También se ha avanzado mucho en el diseño de vacunas contra el cáncer. El ARNm puede utilizarse para codificar proteínas que no se expresan en las células sanas pero sí en las cancerosas, que serían las atacadas por los anticuerpos resultantes. BionNTech, por ejemplo, ha identificado que en el caso del melanoma, cáncer devastador, hay cuatro de estos antígenos presentes en 90% de los enfermos y ya tiene en fase de pruebas clínicas una vacuna multivalente.

Las células cancerosas también producen mutaciones que pueden ser blanco de una vacuna. En este caso, sin embargo, el perfil de las mutaciones varía de persona a persona y por tanto el tratamiento tiene que ser individualizado. Se hace el perfil del paciente y se genera una vacuna específica para su conjunto particular de mutaciones. Lo asombroso, y esto también está en fase de pruebas clínicas, es la velocidad con la que comienza la terapia, ya que el ARNm individualizado puede estar diseñado y listo para usarse en un lapso de apenas cuatro semanas.
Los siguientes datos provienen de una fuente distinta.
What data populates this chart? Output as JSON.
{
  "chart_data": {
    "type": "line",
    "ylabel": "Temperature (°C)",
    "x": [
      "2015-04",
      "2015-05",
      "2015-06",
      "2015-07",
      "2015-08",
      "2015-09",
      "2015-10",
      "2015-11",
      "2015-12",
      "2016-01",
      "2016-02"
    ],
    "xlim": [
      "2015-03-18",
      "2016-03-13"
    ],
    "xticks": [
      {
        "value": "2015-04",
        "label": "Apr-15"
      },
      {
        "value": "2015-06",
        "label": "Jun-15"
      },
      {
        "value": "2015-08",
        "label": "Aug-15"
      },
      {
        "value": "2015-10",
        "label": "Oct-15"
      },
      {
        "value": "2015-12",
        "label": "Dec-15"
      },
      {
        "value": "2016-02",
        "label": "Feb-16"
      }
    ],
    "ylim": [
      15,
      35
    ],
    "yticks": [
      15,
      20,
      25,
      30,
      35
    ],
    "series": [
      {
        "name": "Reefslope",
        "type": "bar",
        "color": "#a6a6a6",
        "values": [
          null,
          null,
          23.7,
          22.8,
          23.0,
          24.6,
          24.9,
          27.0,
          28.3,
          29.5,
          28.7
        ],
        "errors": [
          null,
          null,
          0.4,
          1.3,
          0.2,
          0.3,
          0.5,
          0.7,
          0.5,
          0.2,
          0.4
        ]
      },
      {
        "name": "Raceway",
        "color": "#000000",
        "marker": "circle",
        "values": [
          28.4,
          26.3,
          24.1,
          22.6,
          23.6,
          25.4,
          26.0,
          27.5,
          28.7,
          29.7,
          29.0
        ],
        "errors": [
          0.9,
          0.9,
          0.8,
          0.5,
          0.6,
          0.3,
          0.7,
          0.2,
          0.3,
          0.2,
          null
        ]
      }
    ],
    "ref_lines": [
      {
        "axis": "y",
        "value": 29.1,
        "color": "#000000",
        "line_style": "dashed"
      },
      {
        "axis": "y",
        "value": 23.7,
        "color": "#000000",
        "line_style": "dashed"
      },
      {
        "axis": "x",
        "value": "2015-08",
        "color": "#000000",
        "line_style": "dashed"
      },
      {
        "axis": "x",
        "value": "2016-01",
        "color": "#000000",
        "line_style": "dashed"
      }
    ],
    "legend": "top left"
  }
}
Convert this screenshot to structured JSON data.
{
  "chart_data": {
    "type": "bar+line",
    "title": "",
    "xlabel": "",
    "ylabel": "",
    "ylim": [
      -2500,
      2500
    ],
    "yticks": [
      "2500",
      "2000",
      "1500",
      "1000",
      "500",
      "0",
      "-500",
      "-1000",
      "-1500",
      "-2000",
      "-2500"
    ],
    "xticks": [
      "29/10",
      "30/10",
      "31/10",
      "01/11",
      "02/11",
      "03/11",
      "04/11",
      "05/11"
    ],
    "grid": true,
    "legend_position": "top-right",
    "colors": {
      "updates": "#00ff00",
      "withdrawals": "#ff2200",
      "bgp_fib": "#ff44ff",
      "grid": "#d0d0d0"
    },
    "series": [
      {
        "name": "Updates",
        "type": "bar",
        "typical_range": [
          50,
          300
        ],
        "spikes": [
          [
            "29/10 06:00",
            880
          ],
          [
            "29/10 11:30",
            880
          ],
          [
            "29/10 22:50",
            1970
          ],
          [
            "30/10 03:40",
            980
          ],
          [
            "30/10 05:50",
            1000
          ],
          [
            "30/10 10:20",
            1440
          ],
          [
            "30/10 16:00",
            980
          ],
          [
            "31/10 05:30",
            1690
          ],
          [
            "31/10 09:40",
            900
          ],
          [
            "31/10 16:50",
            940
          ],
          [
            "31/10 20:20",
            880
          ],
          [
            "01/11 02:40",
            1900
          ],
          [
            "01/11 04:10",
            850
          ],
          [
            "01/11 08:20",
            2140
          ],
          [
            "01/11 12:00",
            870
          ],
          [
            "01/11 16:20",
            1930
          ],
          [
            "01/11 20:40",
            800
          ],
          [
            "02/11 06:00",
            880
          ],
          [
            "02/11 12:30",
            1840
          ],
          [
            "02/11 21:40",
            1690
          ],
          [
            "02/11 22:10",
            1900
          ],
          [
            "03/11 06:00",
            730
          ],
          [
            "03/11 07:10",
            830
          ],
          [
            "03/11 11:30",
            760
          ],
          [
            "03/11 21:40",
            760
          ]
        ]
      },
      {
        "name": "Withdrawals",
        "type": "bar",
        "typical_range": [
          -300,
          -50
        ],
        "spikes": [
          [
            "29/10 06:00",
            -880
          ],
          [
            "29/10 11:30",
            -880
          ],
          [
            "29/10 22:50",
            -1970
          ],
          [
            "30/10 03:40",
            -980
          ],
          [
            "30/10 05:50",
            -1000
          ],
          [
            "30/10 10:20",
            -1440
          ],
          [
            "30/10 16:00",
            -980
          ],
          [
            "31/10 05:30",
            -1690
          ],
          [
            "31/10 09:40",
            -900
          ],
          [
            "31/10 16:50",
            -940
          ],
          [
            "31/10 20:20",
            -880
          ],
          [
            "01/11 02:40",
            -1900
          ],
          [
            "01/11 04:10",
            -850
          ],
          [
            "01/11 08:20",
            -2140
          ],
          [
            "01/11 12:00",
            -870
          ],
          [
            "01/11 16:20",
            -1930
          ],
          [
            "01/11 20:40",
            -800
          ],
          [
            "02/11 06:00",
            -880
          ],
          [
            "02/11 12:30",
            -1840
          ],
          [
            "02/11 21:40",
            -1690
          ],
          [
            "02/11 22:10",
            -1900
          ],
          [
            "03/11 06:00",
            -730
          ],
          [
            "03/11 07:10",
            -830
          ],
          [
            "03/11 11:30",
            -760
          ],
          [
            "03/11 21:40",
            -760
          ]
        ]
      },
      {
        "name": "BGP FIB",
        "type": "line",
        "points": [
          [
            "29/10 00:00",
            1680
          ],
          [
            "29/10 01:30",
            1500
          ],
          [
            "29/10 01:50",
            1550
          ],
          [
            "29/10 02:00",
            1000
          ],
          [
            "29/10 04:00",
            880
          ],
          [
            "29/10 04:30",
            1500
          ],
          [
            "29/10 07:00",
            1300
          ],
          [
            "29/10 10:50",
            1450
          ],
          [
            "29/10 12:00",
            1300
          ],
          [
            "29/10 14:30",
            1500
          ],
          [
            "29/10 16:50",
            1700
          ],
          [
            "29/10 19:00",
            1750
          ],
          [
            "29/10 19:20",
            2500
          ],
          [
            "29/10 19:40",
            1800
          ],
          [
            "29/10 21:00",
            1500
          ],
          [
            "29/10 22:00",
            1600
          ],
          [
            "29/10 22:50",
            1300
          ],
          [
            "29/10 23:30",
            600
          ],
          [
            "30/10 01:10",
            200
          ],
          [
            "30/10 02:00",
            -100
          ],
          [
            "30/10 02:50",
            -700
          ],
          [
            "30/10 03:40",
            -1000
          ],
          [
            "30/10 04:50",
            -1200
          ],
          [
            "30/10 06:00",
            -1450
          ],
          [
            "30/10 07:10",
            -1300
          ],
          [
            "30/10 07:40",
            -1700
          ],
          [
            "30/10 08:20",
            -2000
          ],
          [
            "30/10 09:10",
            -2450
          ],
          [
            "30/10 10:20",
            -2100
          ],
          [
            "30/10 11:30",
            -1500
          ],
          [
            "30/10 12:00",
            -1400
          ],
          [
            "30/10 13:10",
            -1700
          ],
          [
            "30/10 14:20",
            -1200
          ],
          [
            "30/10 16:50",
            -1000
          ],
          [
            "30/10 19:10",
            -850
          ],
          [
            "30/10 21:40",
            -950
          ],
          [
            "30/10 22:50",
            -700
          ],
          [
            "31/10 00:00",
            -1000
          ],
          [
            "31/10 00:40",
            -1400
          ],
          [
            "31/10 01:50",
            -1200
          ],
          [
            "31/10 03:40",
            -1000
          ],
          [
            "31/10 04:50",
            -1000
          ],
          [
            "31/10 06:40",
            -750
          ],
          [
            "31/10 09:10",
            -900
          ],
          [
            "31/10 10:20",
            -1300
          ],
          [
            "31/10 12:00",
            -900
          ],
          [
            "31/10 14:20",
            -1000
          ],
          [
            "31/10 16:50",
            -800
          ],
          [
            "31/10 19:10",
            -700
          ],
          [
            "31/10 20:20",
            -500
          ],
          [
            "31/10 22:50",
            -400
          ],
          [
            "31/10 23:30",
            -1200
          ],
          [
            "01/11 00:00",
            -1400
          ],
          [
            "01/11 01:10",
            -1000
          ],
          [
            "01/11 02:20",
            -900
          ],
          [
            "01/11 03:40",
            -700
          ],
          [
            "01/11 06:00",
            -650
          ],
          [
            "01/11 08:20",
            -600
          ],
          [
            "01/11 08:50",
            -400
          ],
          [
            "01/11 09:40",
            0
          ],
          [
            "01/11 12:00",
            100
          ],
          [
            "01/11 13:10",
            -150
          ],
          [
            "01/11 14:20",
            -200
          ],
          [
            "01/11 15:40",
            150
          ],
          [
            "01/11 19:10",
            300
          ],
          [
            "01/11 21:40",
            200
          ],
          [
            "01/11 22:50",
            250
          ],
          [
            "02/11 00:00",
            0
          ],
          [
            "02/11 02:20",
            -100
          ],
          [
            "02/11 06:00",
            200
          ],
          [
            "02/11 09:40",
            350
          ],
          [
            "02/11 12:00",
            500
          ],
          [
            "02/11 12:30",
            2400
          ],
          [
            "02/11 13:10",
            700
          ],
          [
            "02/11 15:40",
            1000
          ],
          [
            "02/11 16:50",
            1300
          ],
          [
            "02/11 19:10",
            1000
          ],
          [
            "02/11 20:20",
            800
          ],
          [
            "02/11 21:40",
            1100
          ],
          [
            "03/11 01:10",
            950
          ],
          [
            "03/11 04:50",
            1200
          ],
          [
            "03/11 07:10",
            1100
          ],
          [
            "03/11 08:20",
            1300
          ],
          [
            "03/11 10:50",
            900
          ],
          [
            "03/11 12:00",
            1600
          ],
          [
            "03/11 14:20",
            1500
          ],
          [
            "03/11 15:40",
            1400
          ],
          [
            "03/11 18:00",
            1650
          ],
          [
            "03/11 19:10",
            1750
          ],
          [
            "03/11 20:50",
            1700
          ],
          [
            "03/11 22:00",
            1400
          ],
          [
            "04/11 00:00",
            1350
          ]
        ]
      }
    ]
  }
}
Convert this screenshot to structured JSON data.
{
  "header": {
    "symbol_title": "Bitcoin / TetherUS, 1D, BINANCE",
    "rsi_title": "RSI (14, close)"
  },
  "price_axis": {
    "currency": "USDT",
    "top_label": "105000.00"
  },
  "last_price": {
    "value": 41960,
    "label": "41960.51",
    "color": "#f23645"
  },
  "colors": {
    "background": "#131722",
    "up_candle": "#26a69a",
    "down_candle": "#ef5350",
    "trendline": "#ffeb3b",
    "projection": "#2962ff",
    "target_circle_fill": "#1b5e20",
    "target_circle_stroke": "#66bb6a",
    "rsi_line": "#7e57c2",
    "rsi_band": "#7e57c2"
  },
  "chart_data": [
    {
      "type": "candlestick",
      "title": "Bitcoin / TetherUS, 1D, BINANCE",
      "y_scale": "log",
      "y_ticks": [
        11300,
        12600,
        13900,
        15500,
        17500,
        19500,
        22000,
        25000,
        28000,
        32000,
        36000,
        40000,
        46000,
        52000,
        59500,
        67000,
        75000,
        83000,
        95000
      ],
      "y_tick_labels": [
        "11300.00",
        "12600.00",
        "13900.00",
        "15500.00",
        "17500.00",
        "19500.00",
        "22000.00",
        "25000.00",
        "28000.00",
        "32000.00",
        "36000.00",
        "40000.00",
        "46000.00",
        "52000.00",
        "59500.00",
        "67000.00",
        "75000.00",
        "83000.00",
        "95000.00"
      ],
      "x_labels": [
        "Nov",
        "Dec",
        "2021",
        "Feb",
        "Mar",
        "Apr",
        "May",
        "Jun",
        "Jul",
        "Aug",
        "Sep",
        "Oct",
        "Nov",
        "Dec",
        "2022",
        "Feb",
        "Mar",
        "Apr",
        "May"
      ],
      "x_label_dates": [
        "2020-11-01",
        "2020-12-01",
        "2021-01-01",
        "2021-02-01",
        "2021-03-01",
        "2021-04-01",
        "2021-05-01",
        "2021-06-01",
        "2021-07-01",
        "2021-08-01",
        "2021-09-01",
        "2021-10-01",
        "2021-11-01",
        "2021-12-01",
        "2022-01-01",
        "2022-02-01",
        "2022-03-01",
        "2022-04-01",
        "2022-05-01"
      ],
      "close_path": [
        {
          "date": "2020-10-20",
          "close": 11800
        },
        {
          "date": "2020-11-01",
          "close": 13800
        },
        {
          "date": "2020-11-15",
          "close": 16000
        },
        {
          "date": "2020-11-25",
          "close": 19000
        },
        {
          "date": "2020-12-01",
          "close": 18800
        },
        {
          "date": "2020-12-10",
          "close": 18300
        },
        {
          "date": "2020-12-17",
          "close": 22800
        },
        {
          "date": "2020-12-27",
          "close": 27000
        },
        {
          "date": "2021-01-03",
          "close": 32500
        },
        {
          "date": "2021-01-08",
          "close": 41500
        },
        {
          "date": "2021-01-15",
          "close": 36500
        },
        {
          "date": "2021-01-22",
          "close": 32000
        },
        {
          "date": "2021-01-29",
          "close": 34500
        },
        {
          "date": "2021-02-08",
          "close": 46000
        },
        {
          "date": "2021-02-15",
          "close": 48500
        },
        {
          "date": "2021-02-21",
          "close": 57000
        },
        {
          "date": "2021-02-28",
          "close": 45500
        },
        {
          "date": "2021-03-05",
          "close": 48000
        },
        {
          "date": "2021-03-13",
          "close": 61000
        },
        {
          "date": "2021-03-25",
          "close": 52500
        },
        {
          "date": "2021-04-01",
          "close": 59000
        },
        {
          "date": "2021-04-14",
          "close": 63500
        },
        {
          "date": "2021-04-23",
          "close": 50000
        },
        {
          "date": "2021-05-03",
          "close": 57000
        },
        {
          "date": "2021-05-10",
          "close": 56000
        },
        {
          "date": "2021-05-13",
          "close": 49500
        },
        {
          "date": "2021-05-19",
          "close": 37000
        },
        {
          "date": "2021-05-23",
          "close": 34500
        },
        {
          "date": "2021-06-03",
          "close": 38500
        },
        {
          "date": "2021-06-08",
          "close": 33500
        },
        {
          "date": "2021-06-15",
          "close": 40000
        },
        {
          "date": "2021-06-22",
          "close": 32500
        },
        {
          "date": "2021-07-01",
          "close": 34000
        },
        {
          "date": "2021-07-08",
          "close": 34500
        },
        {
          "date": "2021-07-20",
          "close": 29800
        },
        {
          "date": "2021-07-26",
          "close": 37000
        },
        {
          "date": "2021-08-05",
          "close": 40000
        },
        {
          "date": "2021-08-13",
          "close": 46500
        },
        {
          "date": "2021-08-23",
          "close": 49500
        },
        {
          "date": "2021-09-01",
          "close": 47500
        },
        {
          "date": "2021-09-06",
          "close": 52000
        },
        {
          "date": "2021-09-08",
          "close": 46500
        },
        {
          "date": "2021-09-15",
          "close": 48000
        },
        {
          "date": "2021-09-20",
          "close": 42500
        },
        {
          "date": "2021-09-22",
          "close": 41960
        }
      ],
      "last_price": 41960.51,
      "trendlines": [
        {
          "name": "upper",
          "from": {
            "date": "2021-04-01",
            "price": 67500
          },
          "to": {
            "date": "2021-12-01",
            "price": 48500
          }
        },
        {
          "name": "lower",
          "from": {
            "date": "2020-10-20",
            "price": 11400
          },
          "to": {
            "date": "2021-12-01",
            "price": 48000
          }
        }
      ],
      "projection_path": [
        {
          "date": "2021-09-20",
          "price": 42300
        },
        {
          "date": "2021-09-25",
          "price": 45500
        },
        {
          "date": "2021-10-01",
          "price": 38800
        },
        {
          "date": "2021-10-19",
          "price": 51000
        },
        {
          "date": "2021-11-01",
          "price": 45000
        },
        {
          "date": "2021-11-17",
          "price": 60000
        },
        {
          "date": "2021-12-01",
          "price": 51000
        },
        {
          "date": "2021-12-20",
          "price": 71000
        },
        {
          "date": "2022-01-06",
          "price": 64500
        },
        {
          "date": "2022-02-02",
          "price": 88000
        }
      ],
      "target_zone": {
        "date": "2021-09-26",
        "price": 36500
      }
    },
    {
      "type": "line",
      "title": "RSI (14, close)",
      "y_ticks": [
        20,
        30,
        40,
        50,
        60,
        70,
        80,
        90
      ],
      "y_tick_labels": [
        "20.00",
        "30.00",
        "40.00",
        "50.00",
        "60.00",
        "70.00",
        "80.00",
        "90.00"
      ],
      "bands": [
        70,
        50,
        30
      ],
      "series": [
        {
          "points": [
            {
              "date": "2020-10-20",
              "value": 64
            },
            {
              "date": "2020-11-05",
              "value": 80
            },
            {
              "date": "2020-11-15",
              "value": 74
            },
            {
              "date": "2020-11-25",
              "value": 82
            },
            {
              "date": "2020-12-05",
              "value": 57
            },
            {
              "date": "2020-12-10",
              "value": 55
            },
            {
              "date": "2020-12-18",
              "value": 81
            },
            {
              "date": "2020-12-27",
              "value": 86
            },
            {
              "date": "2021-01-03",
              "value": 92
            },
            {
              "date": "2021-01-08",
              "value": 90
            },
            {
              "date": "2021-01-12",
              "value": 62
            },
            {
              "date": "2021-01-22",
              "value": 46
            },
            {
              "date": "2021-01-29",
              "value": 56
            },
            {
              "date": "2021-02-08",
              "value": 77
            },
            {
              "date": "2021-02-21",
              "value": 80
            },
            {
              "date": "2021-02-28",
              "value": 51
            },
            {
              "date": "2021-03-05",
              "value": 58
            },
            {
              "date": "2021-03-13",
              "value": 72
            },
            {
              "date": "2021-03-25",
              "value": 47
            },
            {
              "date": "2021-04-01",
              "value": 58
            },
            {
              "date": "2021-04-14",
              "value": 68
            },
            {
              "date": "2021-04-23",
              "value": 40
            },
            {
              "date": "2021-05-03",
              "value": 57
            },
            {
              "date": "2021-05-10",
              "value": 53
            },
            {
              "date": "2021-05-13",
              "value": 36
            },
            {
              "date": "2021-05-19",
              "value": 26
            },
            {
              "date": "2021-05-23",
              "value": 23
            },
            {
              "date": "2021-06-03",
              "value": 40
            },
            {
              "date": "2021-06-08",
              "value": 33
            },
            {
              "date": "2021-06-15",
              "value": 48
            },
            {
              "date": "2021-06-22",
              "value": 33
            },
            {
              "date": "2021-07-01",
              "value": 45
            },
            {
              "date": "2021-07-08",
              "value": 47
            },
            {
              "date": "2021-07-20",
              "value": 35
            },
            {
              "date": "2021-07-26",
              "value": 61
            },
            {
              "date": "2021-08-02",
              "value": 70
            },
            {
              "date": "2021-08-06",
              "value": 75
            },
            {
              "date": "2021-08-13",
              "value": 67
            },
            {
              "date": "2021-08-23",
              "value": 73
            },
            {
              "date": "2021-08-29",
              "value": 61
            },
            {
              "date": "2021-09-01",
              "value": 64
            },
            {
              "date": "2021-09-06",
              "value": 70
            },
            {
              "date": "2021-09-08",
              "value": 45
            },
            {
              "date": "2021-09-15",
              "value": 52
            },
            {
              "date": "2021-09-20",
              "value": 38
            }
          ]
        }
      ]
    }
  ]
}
Los otros campos terapéuticos del ARNm están en fases más tempranas de desarrollo que las vacunas, que tuvieron un impulso monumental al comenzar la pandemia de covid-19, pero su capacidad para modificar el curso de las enfermedades da la impresión de no tener límites dado que, en principio, con esta tecnología podría producirse cualquier proteína del cuerpo: enzimas, receptores, proteínas mitocondriales, hormonas, proteínas editoras de genes y quién sabe cuántas más.

La hemofilia ofrece un buen ejemplo de cómo actúa la terapia de reemplazo de enzimas. Esta enfermedad de la sangre obedece a la falta de factores de coagulación, que son proteínas, y tradicionalmente se trata inyectando el factor VIII en el caso de la hemofilia A o el factor IX en la hemofilia B, 3 a 7 veces por semana, debido a que estas proteínas tienen una vida media de 12 horas. En estudios preclínicos realizados en ratones se ha visto que una sola inyección semanal de ARNm provoca niveles terapéuticos de esas mismas proteínas de manera sostenida y sin generar inmunidad hacia las mismas, algo que sí ocurre con los factores tradicionales, que al paso del tiempo van perdiendo eficacia.

El camino de ida es largo, al menos tanto como el de venida, y está claro que el ARNm va a acaparar el interés de la ciencia básica por muchos años. ¿Cómo manejar las dosis mucho mayores de ARNm que se necesitan para otras terapias en comparación con las dosis relativamente pequeñas que hacen efectiva a las vacunas? ¿Qué vehículo es mejor para entregar el cargamento de ARNm a las células? ¿Cómo administrar el fármaco, por inyección intramuscular, intravenosa, catéter cutáneo, aspirador nasal? ¿Cómo dar en el blanco de tejidos específicos o tumores cancerosos, sin afectar al organismo entero? ¿Qué se necesita para dar seguridad a la aplicación crónica de una terapia específica e individualizada?

Las preguntas son muchas y hay que irse con cautela, pero tampoco hay que ser aguafiestas: tenemos en el ARNm la promesa de una herramienta terapéutica con un potencial increíble, una emocionante promesa de futuro. El Nobel de este año solo lo confirma.